Of course, what if Edwards' "luck" is the result of NASCAR helping you? That's the subject of our next letter ...
Why was the 99's black flag reversed? He clearly broke the rule. All year long it's: NASCAR tells you your spot, you get to it before the final turn, if you get out of line after that, black flag. Pretty cut and dry. Edwards broke the rule, but due to his points position he was allowed to break it. [Edited out the comparison to Kevin Harvick NOT getting a break last week.] The consistency sucks, IMO.

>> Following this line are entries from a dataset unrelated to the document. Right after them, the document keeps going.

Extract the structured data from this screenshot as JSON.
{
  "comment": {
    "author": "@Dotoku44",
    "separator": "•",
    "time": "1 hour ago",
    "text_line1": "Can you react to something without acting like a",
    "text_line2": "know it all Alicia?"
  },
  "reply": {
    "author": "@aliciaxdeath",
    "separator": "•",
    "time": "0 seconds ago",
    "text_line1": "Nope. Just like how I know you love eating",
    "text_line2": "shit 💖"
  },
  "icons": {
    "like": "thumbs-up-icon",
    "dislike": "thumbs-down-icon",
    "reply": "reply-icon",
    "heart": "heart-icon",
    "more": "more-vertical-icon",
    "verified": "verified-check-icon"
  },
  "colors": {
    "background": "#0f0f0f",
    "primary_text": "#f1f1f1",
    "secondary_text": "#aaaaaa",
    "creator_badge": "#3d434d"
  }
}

Well, here's the thing. Edwards didn't break the rule, because NASCAR screwed up and gave him the wrong spot. They were telling him to get into the right spot, and that's exactly what he was doing. There was miscommunication between the track and the officials. It was the NASCAR version of an inadvertent whistle in basketball or football. (Baseball never admits mistakes.) And this isn't a new thing; at the Talladega driver's meeting, Brian Vickers questioned NASCAR's issues in sorting out the field properly on restarts. And guess who chimed in with a sentiment that NASCAR needs to get it right before the restart? Kevin Harvick.

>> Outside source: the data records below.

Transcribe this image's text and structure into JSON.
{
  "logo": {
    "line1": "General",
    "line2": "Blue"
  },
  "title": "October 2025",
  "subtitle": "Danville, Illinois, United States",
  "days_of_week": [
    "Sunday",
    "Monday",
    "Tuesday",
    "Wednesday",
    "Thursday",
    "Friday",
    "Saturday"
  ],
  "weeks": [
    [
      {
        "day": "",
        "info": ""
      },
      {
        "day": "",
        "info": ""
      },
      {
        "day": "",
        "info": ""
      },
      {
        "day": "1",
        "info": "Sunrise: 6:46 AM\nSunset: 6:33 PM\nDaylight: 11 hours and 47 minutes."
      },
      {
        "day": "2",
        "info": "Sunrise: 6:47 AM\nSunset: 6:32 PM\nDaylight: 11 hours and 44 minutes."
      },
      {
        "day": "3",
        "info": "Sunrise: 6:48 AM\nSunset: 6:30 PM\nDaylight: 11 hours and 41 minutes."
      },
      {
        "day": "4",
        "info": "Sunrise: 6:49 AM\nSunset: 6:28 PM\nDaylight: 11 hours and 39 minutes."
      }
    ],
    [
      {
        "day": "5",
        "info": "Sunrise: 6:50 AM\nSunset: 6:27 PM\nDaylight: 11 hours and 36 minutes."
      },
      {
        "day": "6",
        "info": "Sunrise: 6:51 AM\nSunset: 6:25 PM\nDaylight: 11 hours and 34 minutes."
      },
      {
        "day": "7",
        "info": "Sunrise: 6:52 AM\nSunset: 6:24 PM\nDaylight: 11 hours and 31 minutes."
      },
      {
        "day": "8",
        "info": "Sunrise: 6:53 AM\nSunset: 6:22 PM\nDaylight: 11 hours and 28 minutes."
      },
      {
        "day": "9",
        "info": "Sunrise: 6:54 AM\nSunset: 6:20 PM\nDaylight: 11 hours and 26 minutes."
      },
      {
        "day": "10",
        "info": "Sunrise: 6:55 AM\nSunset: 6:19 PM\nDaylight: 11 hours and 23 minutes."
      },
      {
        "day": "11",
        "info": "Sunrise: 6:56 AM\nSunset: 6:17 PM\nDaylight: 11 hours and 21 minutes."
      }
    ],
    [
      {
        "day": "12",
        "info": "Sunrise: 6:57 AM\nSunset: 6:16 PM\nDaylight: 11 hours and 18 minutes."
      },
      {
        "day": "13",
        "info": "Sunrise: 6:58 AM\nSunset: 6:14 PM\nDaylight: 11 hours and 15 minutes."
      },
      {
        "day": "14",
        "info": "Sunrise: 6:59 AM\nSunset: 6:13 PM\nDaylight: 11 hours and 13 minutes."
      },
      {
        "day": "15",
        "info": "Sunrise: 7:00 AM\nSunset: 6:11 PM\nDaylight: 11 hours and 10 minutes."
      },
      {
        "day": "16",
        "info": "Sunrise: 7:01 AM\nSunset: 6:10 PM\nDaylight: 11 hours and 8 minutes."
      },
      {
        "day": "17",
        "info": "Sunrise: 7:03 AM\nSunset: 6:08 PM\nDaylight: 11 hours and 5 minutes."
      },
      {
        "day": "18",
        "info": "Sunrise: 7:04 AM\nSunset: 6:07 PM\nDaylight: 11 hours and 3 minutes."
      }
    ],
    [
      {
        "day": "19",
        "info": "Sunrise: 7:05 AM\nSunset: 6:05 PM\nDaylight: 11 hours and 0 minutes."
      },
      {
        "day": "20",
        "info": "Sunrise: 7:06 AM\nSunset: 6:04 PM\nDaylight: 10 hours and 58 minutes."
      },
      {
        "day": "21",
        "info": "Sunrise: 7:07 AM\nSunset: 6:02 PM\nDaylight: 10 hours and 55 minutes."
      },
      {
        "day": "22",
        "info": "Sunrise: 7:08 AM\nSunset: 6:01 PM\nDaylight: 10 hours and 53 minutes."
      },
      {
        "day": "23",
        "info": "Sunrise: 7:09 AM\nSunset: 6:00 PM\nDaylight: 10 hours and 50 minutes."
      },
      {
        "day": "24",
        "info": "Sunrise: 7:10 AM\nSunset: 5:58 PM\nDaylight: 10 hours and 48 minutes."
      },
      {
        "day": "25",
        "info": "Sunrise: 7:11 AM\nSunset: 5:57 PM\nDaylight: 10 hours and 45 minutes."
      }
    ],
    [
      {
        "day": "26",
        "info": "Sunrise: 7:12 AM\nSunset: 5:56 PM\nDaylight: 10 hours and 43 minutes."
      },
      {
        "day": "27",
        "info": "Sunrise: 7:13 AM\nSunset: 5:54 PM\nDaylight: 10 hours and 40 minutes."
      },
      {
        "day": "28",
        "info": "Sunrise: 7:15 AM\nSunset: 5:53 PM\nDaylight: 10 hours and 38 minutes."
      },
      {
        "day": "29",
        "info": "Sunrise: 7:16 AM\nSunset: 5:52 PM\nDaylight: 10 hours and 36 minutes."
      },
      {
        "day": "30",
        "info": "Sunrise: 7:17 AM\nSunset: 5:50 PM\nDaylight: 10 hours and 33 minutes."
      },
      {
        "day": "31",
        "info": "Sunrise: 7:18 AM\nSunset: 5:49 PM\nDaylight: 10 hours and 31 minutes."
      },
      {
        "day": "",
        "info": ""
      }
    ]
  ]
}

So, yes, as with so many other conspiracy theories, it only holds up if you look at it from a distance. But if it makes you feel better that the world is against you and your driver, go ahead.
Want another way to fix the Chase? Hey, why not?
My plan would be this; Win during the regular season and you are in. Chasers start the chase with no points and race just amongst themselves as a feature or "chase race" after the "non-chase" race. For a "wild card," the winner of the preliminary or "non chase" would race in the "chase race" and if he wins, is eligible for next week's "chase race." There will be five points for a win at each track. Tie breaker after the final "chase race" would be a point for each chase lap led first followed by a point each for total chase position gained. This would force drivers to race hard and should produce exciting racing. Race at five tracks. Have a short track, Bristol or Martinsville, a 1.5 cookie cutter, Charlotte or Atlanta, a road course, Watkins Glen, a night race on dirt at Eldora and finish where it began, at Daytona. Now that's a playoff!
Not bad, though insanely complicated, as these things often are. I'd like to propose my own idea: win and you're in, plus one or two wild cards to the highest point-ranking drivers without a win. Yes, this year that would have given us almost 20 drivers this year, but so what? It places a premium on winning, though it'd also allow for cruising once you got that first win. I dunno. Screw it. Why not just have one big long marathon race? They run each race, and then when it's done they drive to the next track in their cars. Zero rest. Whoever falls asleep last wins. You got a better idea?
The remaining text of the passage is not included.